I don't have time to read the article now since I have to get ready for my son's high school graduation (yay!, 1 down & 2 to go) but I've been reading about China's approach for a long time. Definitely seems to be the better model. Certainly not altruistic on their part but you can bet the Chinese will be first in line when lucrative contracts are awarded. Africa is benefiting greatly but I'm sure they will be abused in some respects as well. More later, have to run.
 
Jobs must be created (or is a better word; invented?) before our "dream world" can become reality.
Right. And real private-sector jobs (the only ones that increase the wealth of our society) only come about when someone can use labor to produce more value for a customer than the labor costs. Jobs can't be an end in themselves, they are only a by-product of the process.

Whining about strangers showing up at the borders of the "land of opportunity" is only deverting our attention -- like the sleight-of-hand from a Magician.

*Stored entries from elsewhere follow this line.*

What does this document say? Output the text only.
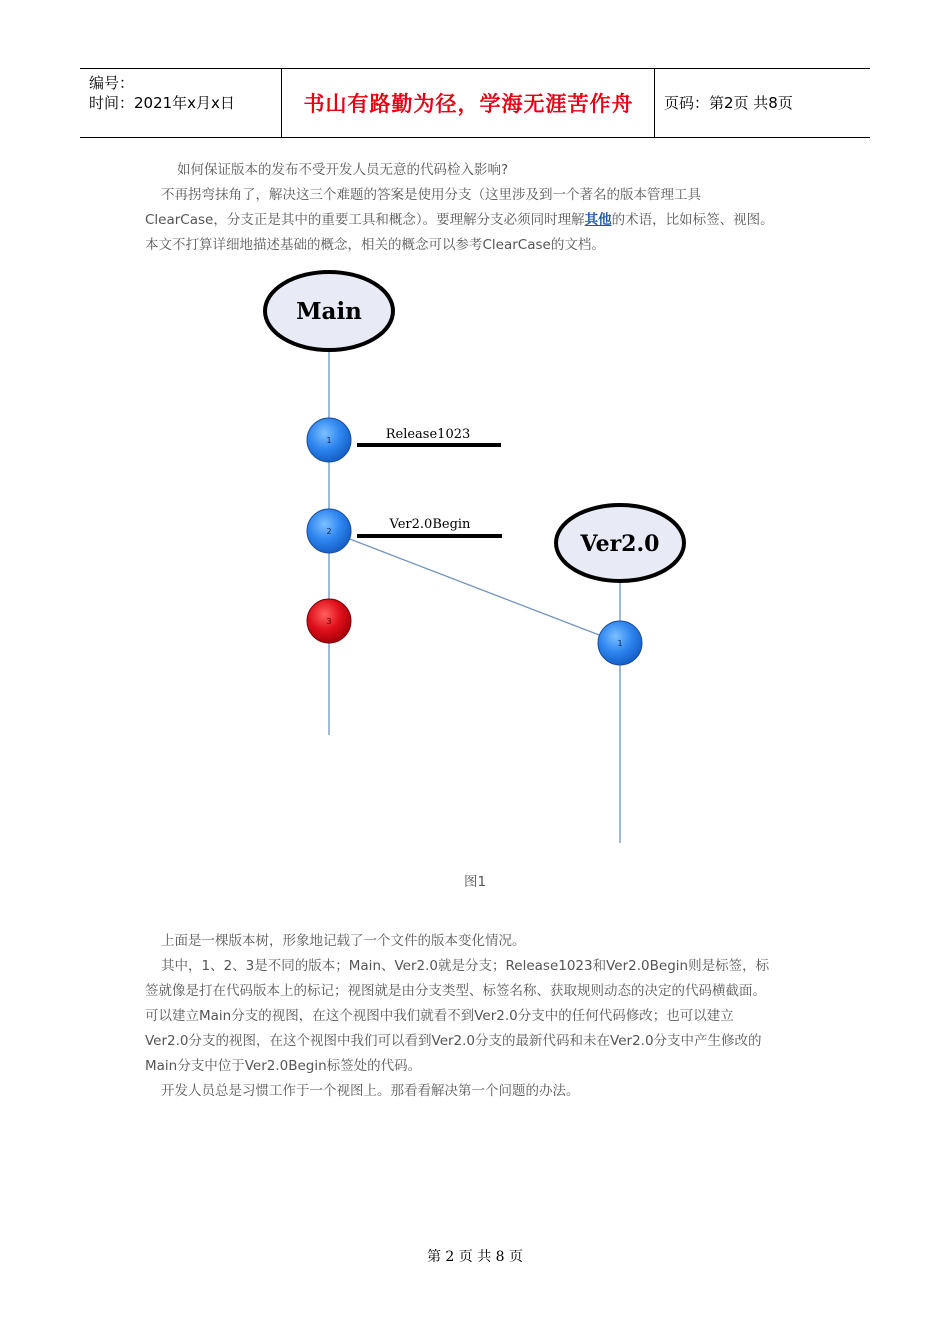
编号：
时间：2021年x月x日	书山有路勤为径，学海无涯苦作舟	页码：第2页 共8页

如何保证版本的发布不受开发人员无意的代码检入影响?

不再拐弯抹角了，解决这三个难题的答案是使用分支（这里涉及到一个著名的版本管理工具
ClearCase，分支正是其中的重要工具和概念）。要理解分支必须同时理解其他的术语，比如标签、视图。
本文不打算详细地描述基础的概念，相关的概念可以参考ClearCase的文档。
Main
Ver2.0
Release1023
Ver2.0Begin
1
2
3
1
图1
上面是一棵版本树，形象地记载了一个文件的版本变化情况。
其中，1、2、3是不同的版本；Main、Ver2.0就是分支；Release1023和Ver2.0Begin则是标签，标
签就像是打在代码版本上的标记；视图就是由分支类型、标签名称、获取规则动态的决定的代码横截面。
可以建立Main分支的视图，在这个视图中我们就看不到Ver2.0分支中的任何代码修改；也可以建立
Ver2.0分支的视图，在这个视图中我们可以看到Ver2.0分支的最新代码和未在Ver2.0分支中产生修改的
Main分支中位于Ver2.0Begin标签处的代码。
开发人员总是习惯工作于一个视图上。那看看解决第一个问题的办法。
第 2 页 共 8 页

Anyone who claims that ending illegal immigration would end US unemployment is being untruthful. Anyone who says it wouldn't reduce unemployment and also raise wages at the lower end of the scale is ignoring the obvious for some reason.


(And don't get me started on the rant that starts with: I am unaware of any members of this Forum who themselves or their ancestors did not immigrate to this country in the last 300 years.)
Does this rant happen to distinguish between those who break the law and those who don't? It's a useful distinction, I think.